Databases are at the nexus of many of the attacks the last few weeks by “lulzec”. How is our database security? 100% of Tested IRS Databases are Vulnerable to Hackers according to the Department of Treasury Inspector General. Different teams manage different parts of the processes for securing databases. There are no industry accepted database security processes or requirements, and securing a database is not as straight forward as protecting a network or endpoint. This is a link to an 80 page document that contains 6 major phases and 21 subprocesses and dozens of operational metrics that can be used to evaluate database security. Executive Summary and Building A Database Security Program
Web programmers need to be particularly cognizant of how their code handles cookies. Cookies contain session information which when mined can provide information on authentication mechanisms. For browser users, keeping a browser session open may permit unscrupulous people to “mine” the session authentication credentials for an e.g. online banking transaction. “Cookiejacking” exploit is explained in this article.

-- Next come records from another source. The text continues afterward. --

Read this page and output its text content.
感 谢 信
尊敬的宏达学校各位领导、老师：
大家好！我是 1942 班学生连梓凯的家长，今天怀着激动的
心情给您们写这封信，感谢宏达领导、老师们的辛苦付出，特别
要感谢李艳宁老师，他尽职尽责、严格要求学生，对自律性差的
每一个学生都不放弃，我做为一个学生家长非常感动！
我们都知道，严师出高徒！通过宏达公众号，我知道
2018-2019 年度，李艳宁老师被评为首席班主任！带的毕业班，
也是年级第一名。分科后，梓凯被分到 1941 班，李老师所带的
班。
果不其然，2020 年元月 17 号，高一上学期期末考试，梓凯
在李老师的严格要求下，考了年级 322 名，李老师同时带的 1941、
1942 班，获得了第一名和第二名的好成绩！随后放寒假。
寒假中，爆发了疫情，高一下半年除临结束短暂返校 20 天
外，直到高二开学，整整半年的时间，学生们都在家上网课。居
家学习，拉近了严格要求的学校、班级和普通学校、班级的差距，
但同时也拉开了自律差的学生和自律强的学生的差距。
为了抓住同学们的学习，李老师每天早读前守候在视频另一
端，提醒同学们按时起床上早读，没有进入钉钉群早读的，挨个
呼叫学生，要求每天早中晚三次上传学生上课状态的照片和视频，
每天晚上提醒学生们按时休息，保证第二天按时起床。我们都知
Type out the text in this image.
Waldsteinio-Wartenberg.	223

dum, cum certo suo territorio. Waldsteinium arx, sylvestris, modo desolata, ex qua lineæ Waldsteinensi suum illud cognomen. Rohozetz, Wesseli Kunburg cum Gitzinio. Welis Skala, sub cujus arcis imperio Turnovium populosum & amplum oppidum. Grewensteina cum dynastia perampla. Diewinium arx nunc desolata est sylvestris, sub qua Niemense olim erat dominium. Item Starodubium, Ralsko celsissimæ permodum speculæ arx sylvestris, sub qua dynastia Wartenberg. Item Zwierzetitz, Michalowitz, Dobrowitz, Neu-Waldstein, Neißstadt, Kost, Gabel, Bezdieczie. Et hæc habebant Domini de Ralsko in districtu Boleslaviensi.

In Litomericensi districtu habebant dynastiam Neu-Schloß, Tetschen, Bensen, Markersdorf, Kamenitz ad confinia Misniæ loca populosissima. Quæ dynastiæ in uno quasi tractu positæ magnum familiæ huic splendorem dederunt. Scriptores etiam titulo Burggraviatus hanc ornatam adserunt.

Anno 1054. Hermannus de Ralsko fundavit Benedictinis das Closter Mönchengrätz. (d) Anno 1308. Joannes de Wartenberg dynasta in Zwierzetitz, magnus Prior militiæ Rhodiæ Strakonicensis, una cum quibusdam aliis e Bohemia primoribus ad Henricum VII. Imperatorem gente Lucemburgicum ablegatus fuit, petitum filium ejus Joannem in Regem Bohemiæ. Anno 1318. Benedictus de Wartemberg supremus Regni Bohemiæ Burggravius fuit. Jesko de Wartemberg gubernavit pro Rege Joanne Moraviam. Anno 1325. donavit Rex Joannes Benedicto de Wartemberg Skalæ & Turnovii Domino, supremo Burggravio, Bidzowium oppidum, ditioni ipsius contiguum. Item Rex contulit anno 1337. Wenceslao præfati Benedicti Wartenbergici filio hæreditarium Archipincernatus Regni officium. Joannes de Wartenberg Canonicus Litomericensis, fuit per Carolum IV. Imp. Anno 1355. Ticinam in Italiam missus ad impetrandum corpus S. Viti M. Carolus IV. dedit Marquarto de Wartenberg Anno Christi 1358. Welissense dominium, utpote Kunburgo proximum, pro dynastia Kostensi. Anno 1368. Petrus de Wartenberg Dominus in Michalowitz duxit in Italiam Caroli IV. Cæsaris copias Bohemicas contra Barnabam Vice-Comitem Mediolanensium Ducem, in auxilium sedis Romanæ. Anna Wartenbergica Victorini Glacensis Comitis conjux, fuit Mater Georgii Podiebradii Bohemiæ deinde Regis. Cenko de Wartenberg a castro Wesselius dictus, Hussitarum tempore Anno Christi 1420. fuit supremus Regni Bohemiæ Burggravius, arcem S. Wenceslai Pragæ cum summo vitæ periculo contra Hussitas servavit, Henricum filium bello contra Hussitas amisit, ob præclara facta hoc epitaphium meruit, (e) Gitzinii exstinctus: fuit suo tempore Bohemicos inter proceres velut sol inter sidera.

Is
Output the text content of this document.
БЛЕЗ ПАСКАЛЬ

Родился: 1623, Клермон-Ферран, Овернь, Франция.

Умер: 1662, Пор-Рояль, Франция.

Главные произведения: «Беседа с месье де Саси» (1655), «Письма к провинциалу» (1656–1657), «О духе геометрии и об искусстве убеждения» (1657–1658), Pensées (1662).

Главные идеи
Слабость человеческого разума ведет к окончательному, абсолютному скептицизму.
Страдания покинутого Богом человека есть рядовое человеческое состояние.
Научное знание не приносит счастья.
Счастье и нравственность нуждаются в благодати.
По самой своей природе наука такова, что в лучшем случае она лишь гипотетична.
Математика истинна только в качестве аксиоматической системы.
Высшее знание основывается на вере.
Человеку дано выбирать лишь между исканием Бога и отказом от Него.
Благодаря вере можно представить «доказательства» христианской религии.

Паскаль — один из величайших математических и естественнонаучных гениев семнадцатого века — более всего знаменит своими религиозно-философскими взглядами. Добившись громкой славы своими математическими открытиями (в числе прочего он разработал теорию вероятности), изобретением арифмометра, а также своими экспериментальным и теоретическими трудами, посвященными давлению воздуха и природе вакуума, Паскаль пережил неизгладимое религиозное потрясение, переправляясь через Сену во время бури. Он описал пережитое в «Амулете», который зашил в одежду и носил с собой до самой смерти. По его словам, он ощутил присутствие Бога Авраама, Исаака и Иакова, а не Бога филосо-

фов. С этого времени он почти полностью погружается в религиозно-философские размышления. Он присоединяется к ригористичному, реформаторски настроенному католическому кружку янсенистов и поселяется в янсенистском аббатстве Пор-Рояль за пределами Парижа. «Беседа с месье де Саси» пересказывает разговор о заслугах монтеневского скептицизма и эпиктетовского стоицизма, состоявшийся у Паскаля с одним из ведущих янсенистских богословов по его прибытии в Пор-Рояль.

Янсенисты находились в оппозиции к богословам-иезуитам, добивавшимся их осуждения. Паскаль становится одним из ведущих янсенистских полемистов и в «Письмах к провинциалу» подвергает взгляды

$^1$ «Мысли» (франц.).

Script Compilers — Interpreters
With the advent of Web 2.0 in the late 1990’s, major application developers began including reduced function compilers that read scripts (called interpreters) into many applications. Windows Explorer (the Windows interface) has an interpreter in it, Windows Internet Explorer (the browser) has an interpreter built into it, Firefox, Chrome, Safari and other browsers all have interpreters built into them. Microsoft Office, OpenOffice, Adobe Reader, and many other programs all have script interpreters built into them.
Any program that reads (interprets) HTML or allows you to enter data into it, or allows creation of macros very likely has an interpreter built into it. Interpreters can read simple English text and see it as command syntax to perform actions (even if a command wasn’t the intent of the text writer). This means that anyone on the Internet can write an email with commands in the text, send it to everyone and the application (browser or email client) that email is read in will execute the text in that email. This is one of the reasons email and web browsers are the most serious attack surfaces for Internet exploits.
Language of the Web — HTTP and XML
Tim Berners-Lee invented a plain text language called Hyper Text Markup Language to make it as simple as possible to display web pages graphically instead of in the simple command line text that the Internet used previous to the World Wide Web Consortium (WC3) establishing the World Wide Web. The WC3 then created a straightforward language to be used over the Internet called Extensible Markup Language to provide a method for formatting data so that data written in it could be read by many applications. XML applies context to the data and separates data content from data presentation which uses HTML. XML is critical for computer systems and different platforms to be able to easily exchange data among themselves.
On the horizon —
Hyper Text Markup Language HTML 5 (Wikipedia) HTML 5 is the latest improvement which aims to support the latest multimedia capabilities while keeping the language itself readable by humans, but consistently understood by computers, parsers, browsers etc.. It adds new syntax that incorporates video, audio, canvas, and other features that will make it able to handle multimedia and graphical content without proprietary plugins and APIs.